Split Pea Soup with Ham

Boost the flavor of this pea and potato soup recipe by adding ham hocks. The slow cooker makes it a great weeknight meal solution.

Split Pea Soup with Ham
Servings: 10 Prep 10 mins Slow Cook 4 hours on HIGH or 6 hours on LOW


  • 1 pound dried split green peas, picked over and rinsed
  • 2 russet potatoes, peeled and diced
  • 1 medium-size onion, chopped
  • 2 garlic cloves, minced
  • 2 ham hocks
  • 3 large vegetable bouillon cubes
  • 8 cups water
  • 1 bay leaf
  • 1/4 teaspoon salt
  • 3 small carrots, diced
  • 3 ribs celery, sliced
  • 1/2 teaspoon dried thyme
  • 1/4 teaspoon black pepper

Make It

1. Combine peas, potatoes, onion, garlic, ham hocks, bouillon cubes, water, bay leaf and 1/4 teaspoon salt in slow cooker, stirring to break up cubes. Cover and cook on HIGH for 2 hours or LOW for 3 hours.

2. Remove cover and stir in carrots, celery and thyme. Cook 2 hours more on HIGH or 3 hours more on LOW or until peas and potatoes are very tender.

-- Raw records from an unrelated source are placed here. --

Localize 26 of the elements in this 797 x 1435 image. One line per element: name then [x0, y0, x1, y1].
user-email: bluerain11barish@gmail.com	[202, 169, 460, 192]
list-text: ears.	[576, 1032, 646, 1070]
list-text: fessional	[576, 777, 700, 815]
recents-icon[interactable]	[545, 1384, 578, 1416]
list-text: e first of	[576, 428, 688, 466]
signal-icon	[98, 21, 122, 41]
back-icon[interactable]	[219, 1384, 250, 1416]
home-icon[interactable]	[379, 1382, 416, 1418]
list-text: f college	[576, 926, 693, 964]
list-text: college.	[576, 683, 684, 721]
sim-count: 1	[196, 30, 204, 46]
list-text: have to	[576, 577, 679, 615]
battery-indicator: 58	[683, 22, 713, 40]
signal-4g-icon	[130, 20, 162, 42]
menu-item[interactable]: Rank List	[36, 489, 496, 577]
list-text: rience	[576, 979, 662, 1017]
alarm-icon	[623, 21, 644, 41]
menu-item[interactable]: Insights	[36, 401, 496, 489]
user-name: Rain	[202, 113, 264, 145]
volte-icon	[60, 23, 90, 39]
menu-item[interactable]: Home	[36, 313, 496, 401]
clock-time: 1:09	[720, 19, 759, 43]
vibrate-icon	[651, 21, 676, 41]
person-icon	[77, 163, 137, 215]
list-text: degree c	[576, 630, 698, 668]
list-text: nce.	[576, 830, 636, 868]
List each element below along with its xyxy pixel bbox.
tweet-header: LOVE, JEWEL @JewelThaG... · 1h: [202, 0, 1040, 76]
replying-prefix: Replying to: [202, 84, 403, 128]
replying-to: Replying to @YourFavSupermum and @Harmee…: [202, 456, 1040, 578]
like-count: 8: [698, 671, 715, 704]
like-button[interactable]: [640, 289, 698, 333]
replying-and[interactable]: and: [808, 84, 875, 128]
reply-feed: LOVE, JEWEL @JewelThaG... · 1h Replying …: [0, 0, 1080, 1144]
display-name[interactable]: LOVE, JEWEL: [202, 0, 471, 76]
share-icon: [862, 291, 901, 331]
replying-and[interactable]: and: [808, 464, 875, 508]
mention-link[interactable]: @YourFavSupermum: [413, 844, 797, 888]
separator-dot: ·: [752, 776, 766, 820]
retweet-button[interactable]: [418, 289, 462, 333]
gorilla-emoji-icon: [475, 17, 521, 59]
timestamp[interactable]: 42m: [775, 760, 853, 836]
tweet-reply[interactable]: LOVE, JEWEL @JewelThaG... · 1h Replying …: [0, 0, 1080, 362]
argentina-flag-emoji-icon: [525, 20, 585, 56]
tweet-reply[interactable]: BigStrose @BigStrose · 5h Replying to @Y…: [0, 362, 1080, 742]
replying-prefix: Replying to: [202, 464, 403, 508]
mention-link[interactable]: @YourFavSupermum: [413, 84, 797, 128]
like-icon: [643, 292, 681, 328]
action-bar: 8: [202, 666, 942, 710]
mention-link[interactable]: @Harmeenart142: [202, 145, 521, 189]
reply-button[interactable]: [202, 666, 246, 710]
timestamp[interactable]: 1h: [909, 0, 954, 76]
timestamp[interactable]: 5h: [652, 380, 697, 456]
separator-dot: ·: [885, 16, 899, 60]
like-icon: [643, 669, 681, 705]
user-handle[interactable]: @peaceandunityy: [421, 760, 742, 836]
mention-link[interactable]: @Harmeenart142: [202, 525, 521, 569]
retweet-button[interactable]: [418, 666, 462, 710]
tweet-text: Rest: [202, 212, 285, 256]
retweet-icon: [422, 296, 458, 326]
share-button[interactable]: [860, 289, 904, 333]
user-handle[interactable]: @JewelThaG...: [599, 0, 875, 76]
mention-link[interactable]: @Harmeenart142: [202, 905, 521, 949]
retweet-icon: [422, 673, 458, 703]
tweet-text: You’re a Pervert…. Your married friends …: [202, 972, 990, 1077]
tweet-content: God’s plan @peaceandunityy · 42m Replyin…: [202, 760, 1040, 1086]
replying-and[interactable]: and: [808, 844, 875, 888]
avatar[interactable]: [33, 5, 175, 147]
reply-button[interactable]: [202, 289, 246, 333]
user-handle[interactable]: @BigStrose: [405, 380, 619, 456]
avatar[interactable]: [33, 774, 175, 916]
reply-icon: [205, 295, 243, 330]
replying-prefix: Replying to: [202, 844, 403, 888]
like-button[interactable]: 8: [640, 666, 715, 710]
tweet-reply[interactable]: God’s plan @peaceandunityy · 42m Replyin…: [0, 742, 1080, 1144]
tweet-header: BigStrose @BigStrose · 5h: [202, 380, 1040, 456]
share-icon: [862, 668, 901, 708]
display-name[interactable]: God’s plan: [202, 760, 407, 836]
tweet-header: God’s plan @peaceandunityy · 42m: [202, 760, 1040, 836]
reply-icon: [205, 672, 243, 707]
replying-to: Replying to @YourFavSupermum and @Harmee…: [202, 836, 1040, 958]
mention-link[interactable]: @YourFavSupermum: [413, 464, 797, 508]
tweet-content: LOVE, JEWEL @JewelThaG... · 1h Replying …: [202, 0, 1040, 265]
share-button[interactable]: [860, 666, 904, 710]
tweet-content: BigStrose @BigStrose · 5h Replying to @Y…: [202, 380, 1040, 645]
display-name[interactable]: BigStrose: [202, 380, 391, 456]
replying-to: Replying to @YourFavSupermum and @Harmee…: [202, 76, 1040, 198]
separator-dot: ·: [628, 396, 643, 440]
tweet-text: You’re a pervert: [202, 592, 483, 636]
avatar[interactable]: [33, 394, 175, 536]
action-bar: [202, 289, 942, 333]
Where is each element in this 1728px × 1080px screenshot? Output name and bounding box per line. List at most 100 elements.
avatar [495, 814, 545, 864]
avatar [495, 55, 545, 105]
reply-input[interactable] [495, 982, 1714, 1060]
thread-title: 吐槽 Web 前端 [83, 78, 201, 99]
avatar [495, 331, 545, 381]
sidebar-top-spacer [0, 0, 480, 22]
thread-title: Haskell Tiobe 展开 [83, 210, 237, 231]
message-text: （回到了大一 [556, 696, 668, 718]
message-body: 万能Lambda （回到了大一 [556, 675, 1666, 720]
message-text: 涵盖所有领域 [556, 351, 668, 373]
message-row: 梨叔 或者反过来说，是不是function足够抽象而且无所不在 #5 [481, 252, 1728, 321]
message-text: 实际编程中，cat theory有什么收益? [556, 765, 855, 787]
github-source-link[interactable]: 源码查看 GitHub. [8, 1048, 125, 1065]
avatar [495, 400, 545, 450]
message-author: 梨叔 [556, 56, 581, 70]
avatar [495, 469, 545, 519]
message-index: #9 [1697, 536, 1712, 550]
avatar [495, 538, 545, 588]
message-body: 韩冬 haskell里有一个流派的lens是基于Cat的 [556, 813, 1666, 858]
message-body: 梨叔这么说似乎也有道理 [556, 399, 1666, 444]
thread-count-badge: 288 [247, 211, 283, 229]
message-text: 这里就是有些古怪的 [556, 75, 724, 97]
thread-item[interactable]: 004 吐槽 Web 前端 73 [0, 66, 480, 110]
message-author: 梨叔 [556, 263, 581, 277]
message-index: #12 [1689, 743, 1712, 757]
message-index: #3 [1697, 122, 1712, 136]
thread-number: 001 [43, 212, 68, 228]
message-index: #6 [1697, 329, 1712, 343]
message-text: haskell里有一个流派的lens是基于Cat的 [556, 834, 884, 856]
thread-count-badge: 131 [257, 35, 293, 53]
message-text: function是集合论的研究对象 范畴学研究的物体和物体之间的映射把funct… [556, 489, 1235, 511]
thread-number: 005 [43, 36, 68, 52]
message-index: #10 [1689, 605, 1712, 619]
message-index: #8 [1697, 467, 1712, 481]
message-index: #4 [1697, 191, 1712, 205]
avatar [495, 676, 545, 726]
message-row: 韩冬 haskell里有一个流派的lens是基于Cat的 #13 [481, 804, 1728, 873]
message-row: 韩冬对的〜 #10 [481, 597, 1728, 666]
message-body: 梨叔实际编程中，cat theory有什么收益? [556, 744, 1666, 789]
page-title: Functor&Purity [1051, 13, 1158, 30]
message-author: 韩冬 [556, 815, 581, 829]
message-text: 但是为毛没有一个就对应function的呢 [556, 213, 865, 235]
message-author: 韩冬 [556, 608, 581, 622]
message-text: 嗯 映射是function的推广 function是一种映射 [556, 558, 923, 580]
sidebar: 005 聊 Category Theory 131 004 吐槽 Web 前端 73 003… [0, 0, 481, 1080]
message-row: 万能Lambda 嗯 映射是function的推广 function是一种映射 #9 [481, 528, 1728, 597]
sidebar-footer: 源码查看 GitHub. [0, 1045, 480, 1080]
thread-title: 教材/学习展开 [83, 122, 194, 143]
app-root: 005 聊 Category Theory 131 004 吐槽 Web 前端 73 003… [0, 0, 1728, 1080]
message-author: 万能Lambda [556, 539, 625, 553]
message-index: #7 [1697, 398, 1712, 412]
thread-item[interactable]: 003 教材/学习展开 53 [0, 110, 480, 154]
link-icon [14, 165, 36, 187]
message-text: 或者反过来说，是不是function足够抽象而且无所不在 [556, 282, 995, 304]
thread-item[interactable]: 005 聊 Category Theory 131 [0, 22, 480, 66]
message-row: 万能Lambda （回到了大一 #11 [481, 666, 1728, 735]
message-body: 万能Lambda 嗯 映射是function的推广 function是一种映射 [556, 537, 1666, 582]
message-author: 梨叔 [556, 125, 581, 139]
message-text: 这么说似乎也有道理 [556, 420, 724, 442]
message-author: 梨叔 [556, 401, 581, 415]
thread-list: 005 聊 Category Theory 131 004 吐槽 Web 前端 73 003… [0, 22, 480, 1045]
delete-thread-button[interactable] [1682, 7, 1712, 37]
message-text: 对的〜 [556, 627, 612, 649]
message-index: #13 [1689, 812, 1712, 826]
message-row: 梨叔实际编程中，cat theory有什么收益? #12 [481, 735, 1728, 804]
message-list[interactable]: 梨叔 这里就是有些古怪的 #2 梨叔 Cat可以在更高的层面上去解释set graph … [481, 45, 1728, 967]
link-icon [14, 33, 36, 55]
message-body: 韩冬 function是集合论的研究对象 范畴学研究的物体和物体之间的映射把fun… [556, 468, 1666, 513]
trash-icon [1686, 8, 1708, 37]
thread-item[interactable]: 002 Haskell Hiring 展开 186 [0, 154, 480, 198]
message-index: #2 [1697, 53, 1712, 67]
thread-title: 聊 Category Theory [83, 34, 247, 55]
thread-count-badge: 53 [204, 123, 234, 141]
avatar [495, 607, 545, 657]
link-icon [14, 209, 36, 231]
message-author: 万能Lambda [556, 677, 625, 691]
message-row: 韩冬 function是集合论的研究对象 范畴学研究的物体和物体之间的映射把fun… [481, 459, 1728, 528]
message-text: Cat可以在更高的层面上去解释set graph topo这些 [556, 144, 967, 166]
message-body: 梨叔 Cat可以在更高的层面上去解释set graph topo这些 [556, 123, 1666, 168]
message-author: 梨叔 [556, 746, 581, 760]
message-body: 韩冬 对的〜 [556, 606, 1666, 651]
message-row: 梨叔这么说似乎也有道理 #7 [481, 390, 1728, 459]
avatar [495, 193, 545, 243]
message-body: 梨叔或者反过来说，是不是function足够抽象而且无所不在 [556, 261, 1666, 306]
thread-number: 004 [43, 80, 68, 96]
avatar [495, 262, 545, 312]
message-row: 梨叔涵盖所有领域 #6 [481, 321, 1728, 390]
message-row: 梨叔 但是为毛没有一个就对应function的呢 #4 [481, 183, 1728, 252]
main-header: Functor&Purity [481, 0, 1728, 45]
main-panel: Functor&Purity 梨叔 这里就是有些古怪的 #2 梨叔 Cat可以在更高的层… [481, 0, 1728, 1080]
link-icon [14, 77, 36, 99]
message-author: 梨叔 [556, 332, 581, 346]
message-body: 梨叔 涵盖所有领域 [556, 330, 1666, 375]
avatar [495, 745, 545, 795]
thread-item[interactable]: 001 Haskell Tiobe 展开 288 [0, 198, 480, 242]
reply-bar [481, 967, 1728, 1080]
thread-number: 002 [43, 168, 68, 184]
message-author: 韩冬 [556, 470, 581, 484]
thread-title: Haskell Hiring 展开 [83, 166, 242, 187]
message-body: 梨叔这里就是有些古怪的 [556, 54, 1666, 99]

3. Remove ham hocks and bay leaf from slow cooker and discard. Carefully puree soup in batches in a blender until completely smooth. Stir black pepper into soup and serve.

Nutrition Facts

Servings Per Recipe: 10; Amount Per Serving: cal. (kcal): 293, Fat, total (g): 6, chol. (mg): 20, sat. fat (g): 1, carb. (g): 40, fiber (g): 2, pro. (g): 23, sodium (mg): 640, Percent Daily Values are based on a 2,000 calorie diet.